Our View: Time to regulate the carbon game
It’s turned into a $100 million a year business throughout the world and the U.S., but the whole “carbon offset” business is a gray area for many ” even government regulators.
Carbon offset is the term applied to credits bought by people and companies to offset their contributions to global climate change by supporting environmental projects that reduce carbon dioxide elsewhere in the environment.
And now the carbon game has officially arrived in our neck of the woods. The Truckee Donner Public Utility is set to launch its Renewable Energy Certificates program. The effort will add a voluntary fee of about $15 to a willing customer’s monthly bill. That money will go to the Bonneville Environmental Foundation, a nonprofit organization that markets green-power products to public utilities, businesses, government agencies and individuals.
For several years now, ski resorts like Alpine Meadows and Sugar Bowl purchased carbon offset credits from dealers like Colorado-based Renewable Choice to make up for the energy they consume from traditional sources.

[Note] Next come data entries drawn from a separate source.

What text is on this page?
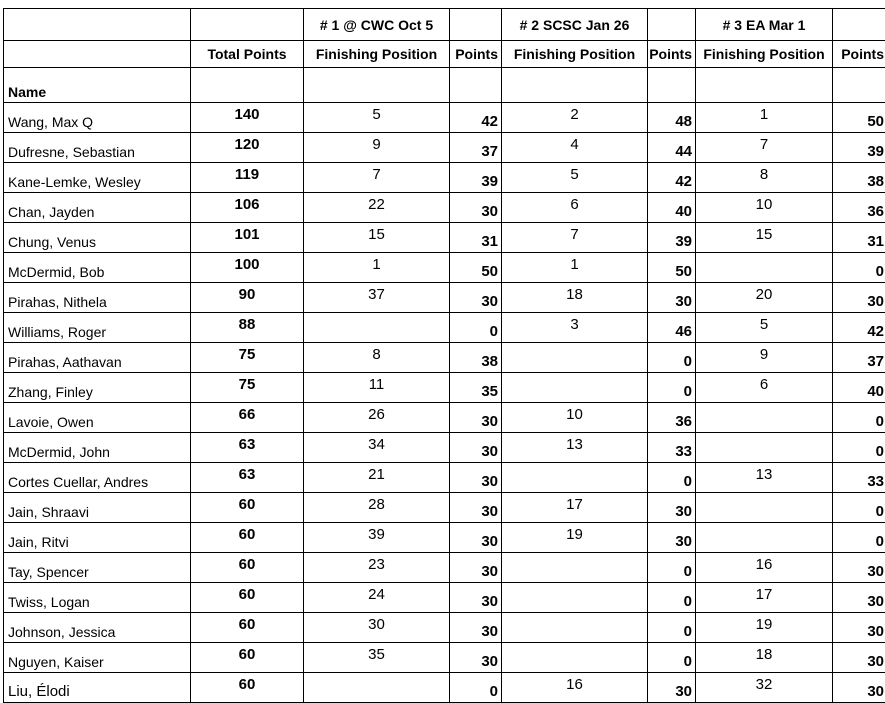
		# 1 @ CWC Oct 5		# 2 SCSC Jan 26		# 3 EA Mar 1	
	Total Points	Finishing Position	Points	Finishing Position	Points	Finishing Position	Points
Name							
Wang, Max Q	140	5	42	2	48	1	50
Dufresne, Sebastian	120	9	37	4	44	7	39
Kane-Lemke, Wesley	119	7	39	5	42	8	38
Chan, Jayden	106	22	30	6	40	10	36
Chung, Venus	101	15	31	7	39	15	31
McDermid, Bob	100	1	50	1	50		0
Pirahas, Nithela	90	37	30	18	30	20	30
Williams, Roger	88		0	3	46	5	42
Pirahas, Aathavan	75	8	38		0	9	37
Zhang, Finley	75	11	35		0	6	40
Lavoie, Owen	66	26	30	10	36		0
McDermid, John	63	34	30	13	33		0
Cortes Cuellar, Andres	63	21	30		0	13	33
Jain, Shraavi	60	28	30	17	30		0
Jain, Ritvi	60	39	30	19	30		0
Tay, Spencer	60	23	30		0	16	30
Twiss, Logan	60	24	30		0	17	30
Johnson, Jessica	60	30	30		0	19	30
Nguyen, Kaiser	60	35	30		0	18	30
Liu, Élodi	60		0	16	30	32	30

Alpine also sells $2 green tags to individual consumers. Illustrating just how popular the carbon offset concept is, the resort sold out of the tags when it stocked its retail shop with them.

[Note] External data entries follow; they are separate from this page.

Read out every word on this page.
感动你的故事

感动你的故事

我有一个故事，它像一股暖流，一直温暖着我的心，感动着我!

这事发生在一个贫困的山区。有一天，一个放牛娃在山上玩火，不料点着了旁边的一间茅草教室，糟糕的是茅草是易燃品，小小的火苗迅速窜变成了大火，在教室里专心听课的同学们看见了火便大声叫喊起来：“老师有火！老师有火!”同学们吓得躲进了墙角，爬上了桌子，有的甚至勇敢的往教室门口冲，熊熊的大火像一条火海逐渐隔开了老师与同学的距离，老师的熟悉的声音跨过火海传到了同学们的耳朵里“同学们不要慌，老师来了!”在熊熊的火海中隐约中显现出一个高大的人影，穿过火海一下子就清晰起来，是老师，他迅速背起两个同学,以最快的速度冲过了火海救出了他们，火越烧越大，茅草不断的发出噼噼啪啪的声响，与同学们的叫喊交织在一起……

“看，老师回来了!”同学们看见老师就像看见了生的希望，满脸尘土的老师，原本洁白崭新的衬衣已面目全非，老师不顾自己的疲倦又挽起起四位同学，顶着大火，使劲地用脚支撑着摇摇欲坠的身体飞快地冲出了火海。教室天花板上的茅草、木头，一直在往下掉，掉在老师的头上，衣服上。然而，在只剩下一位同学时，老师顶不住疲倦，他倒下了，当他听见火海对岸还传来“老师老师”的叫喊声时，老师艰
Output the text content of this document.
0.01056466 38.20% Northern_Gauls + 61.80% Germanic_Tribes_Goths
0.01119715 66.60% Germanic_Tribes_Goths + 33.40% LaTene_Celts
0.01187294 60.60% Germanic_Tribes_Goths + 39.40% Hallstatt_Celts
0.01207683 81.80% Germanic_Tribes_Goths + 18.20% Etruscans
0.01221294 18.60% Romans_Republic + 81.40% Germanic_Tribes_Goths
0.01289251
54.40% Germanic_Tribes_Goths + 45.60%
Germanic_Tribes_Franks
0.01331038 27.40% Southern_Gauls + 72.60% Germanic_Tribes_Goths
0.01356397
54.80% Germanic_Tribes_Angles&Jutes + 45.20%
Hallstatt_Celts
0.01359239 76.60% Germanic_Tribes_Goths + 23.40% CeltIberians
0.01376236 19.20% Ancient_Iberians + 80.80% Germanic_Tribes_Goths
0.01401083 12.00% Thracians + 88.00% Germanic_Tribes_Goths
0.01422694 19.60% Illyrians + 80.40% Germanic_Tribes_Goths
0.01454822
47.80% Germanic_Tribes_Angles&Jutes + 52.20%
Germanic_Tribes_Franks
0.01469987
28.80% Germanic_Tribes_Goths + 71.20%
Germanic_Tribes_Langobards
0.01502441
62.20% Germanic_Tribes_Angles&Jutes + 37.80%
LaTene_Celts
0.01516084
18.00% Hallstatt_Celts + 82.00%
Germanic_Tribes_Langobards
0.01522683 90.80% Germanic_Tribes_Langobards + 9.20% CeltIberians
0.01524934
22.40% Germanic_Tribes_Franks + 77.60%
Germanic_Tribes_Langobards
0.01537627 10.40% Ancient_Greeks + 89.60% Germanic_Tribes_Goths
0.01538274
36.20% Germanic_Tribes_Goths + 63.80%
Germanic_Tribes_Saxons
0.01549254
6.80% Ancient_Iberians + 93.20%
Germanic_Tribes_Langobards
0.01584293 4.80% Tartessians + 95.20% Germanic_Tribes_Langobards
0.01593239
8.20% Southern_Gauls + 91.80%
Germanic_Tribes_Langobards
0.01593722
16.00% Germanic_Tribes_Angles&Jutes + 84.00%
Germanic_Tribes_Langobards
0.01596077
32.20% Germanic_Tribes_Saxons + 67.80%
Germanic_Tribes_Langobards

But as the money ” locally and nationally ” begins to flow, concern about the potential for fraud in the carbon offset market is, understandably, growing.

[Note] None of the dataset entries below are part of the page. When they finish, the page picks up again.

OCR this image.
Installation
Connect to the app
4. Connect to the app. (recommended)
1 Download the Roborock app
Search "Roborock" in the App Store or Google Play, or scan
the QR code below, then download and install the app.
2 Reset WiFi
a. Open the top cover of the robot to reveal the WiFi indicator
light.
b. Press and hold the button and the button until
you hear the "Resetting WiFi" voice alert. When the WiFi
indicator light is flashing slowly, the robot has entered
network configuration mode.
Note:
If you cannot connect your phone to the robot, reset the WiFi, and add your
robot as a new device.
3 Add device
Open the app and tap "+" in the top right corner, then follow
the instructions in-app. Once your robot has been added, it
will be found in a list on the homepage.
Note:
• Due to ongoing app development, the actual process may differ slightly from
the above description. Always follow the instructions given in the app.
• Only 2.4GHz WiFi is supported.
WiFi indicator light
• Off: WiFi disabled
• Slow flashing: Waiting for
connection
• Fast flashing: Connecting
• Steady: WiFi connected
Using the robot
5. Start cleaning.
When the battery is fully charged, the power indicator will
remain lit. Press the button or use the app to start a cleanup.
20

In a seven-page letter this week, attorneys general from 10 states, including California, asked the Federal Trade Commission to develop guidelines for businesses that sell credits, according to the Associated Press. The lack of standards, the opaque nature and the lack of universal definitions around carbon offsets by those selling them make it difficult for consumers to know whether they got what they paid for, according to the 10 state AGs.
The FTC should research consumers’ understanding of what carbon offsets are and what disclosures might be necessary to help them make informed decisions, and should undertake enforcement efforts to prevent “overly broad environmental claims” by sellers, the attorneys general said.
With $100 million being generated already and more to come, that request is quite reasonable.